胡不喜迎上他的目光,不卑不亢地开口,“如果连庄主都猜不到这贼到底想偷什么,那我们这些外人就更猜不到了。倘若庄主知道这贼是谁,我们俩不介意为庄主跑个腿,将他擒拿归案。但如今庄主似乎连这贼是谁都不知道,我们俩真是爱莫能助了。”
应踏剑见胡不喜一副坦然的样子,不由眯起了双眼,他将目光改为投向刑善,话语中充满试探,“不知这位小哥,今晚可曾离开过房间?”

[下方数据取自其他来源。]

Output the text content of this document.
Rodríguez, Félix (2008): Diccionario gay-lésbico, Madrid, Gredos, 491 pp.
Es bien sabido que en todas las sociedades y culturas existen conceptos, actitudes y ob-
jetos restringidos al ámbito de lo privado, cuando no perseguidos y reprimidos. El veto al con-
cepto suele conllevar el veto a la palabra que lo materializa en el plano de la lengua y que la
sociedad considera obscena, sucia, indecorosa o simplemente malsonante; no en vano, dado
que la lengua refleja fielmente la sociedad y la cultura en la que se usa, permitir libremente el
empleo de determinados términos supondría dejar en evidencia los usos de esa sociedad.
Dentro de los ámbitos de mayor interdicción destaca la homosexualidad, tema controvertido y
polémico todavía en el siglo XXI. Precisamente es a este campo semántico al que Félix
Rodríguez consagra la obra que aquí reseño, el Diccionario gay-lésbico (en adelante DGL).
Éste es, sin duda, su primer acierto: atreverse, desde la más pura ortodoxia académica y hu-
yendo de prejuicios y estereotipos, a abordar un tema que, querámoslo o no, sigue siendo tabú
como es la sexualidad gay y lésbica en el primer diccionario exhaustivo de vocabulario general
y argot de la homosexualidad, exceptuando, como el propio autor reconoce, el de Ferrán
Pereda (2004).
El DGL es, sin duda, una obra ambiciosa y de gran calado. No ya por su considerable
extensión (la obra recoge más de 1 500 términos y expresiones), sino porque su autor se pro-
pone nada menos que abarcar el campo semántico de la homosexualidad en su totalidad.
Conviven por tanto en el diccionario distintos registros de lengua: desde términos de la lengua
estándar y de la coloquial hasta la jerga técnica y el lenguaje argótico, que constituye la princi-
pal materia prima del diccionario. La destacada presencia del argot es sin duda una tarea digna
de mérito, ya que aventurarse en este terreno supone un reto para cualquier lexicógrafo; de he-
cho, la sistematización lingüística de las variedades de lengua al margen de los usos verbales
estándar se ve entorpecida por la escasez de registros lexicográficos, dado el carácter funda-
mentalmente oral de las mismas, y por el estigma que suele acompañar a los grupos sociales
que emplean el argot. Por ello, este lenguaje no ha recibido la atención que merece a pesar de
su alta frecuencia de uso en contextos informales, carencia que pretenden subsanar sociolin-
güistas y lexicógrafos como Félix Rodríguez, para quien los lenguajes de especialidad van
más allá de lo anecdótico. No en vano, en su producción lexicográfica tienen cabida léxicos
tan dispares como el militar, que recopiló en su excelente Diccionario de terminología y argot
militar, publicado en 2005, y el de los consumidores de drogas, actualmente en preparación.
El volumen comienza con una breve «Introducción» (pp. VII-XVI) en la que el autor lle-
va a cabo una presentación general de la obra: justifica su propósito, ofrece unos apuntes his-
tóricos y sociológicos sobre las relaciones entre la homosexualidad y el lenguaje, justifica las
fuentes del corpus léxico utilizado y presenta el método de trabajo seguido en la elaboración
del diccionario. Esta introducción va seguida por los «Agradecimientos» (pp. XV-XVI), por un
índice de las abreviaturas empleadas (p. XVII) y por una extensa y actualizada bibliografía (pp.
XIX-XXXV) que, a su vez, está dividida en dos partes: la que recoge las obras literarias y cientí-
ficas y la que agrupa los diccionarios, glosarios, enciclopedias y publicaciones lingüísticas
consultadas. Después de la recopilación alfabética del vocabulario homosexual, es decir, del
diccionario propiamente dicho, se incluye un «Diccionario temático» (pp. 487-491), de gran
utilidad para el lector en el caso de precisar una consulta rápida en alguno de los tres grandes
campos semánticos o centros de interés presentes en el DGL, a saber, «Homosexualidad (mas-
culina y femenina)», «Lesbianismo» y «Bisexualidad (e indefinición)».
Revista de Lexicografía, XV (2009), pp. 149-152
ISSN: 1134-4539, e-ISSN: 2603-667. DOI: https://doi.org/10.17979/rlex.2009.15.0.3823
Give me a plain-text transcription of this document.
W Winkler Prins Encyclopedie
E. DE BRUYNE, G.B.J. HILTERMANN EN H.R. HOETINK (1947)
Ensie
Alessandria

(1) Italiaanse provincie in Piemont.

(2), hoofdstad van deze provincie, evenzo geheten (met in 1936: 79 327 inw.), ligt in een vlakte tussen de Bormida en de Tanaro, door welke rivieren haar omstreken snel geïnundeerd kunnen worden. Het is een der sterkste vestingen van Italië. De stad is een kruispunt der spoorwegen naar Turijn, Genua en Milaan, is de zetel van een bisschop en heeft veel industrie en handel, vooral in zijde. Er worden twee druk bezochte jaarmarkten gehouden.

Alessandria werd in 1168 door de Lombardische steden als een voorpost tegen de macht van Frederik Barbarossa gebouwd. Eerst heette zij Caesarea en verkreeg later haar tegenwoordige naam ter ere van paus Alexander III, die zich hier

刑善抬起眸子,迅速张口答道:“有,在事发之前,我曾在贵庄的凉亭里练了半个时辰的功夫,练完后我就回了房间,然后没多久贵庄的下人就找上门来了,说是贵庄遭了贼。”
“哦?”
应踏剑笑了起来,走到刑善面前,询问道:“不知你练得是什么功夫,可否在应某面前露上一手?”
“这……”
刑善犹豫地看向胡不喜,显然对此有些不知所措。
胡不喜走过来站在他的面前,维护道:“应庄主,你心里有什么怀疑大可以开门见山地说,何必在此拐弯抹角地为难我的兄弟呢?”
“呵!”
应踏剑冷笑起来,身上充满了不怒而威的气质,“既然胡兄弟直爽,那我也就不拐弯抹角了,平日里我折剑山庄连只苍蝇都飞不进来,怎么今日你们来了,就偏偏遭了贼呢?”
面对应踏剑的质疑,胡不喜直视他的目光,脸不红心不跳地开口,“这个问题应该反过来问应庄主自己,我们难得来做一回客,怎么好好地你们庄里就遭贼了呢?莫不是应庄主见我金戈楼富贵,故意自导自演这一出戏,想在我们这里多讹点银子?”
“你说什么?”
应踏剑简直快怀疑起自己的耳朵,“你说我自导自演?”
胡不喜冷笑起来,“可不就是吗?你们口口声声地说庄里遭了贼,那我倒要问问,你们丢了什么东西没有?若是没有丢东西,也不见贼人的影子,可不就是你们自导自演吗?”
“你好大的胆子!”
应踏剑气得伸手掐住胡不喜的脖子,呵斥道:“你敢这么跟我说话?信不信我让你有去无回?”
胡不喜被他掐的脸色涨红,可依然不肯服软,“应庄主说不过我,就开始动起手了?看来是自知理亏,想用武力压制一切。”
“你?!”
应踏剑简直被他气个半死。
刑善怕他气得真的不肯收手,连忙上前拽他的胳膊,“应庄主,您别动气,我们也是不想被人冤枉,所以才说得过分了一些。您千万别跟我们一般计较,行行好把手松开,让他喘口气吧!”
刑善的请求给了应踏剑下台阶的机会,他没好气地把手缩了回去,不满道:“我也只是怀疑一下而已,又没真的找你算账,你用得着说的这么难听吗?”
胡不喜俯下身子,用力地咳了几声,刚才应踏剑的力气要是再大一点,他的脖子就直接被他给拧断了。
这还叫没找他算账,那什么才叫找他算账?
看见他难受的样子,刑善迅速帮他拍起了背,并代他向应踏剑认怂道:“应庄主,一切都只是误会而已,您也别太生气了。”
应踏剑冷哼一声,睨了胡不喜一眼,漠然道:“行了,既然此事与你们无关,那你们就回房休息吧。明日我再带你们去看货,二位,请吧。”
听见他冷漠的话语,刑善不敢多做辩驳,立刻拉着胡不喜扭头就走。
此事本就是因他们而起,胡不喜还能倒打一耙地跟应踏剑吵架真是惊呆他了,幸好应踏剑没有跟他计较,不然他们今天就死在这儿了。